To summarize, a contact approach is not an approval, it is a clearance. Technically, if an aircraft is unable to continue on a contact approach, they are required to request an alternate approach clearance. However, since ATC is still required to provide separation to an aircraft on a contact approach, no one usually takes issue with an aircraft who doesn't request an alternate clearance but continues with an instrument approach. The reason you may hear "contact approach approved" by ATC is simply laziness on our part. Usually we have already cleared you for "an approach" after which you request a contact. Instead of giving you a new approach clearance, many controllers will use the shorter phrase "contact approach approved".
Unlike a visual, we cannot clear another aircraft for an approach to follow the preceding aircraft which is on a contact. We must maintain IFR separation. (Manops 476.3)
However you can also use a contact approach to proceed past the missed approach point without having the required visual reference for the runway. For example on an approach with high minimums, you are clear of cloud but cannot see the runway because a cloud bank is between you and the runway. At this point if you know where you are and where the runway is and there is room around the cloud (or over or under) you can continue to the runway with visual reference to the ground. If you have made a bad decision and cannot actually get to the runway safely then you are still covered for the missed approach, although you now have a problem as your missed approach point is a couple miles behind you. Just like a missed in a circling, you now have some fancy footwork to do to get yourself safely onto the missed approach path.

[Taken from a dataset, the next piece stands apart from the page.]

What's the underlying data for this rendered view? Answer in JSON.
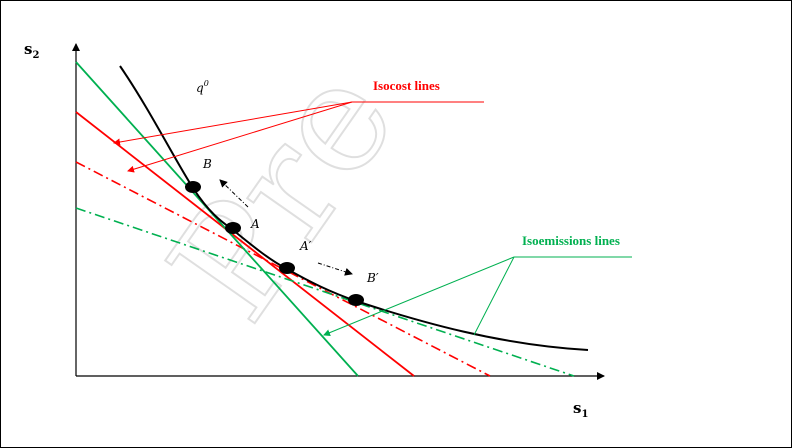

On a visual, you HAVE to stay VFR. On a contact you can return to IFR mode.
What does "if able" mean? Are you asking the controller if he is able to approve the request? What could she possibly know to let her approve or disapprove? "requesting" makes it sound like you want something now, but you also said you're still in IMC. Huh?xduster wrote:Even easier is once cleared for an approach I always ask the controller
"If able requesting the contact approach". Works really well if you're still imc and know of higher ceilings or good vis at your destination.
You may warn the controller you may request the approach later, but then wouldn't you better word it as something like "may request contact approach later"? And once you are actually clear of cloud, and can make it in, then go ahead and request it outright?
Since i don't meet the requirement of a contact at this time. I ask "If able (once below the cloud deck and meetiing the requirements) that i'd like to do the contact".
Also we are talking to the FSS controller more times than not once we can do a contact so it saves us from asking FSS to get us a contact approach approved from center.
But what exactly are you doing by telling the controller this? Not requesting clearance for a contact approach, since you can't accept one yet. If just advising her that you are likely to ask for one later, then please reconsider your wording to refer to the future tense. Or are you asking for permission in advance, so that you don't intend to talk to her again? Is that legal for a controller to approve?xduster wrote:Since i don't meet the requirement of a contact at this time. I ask "If able (once below the cloud deck and meetiing the requirements) that i'd like to do the contact".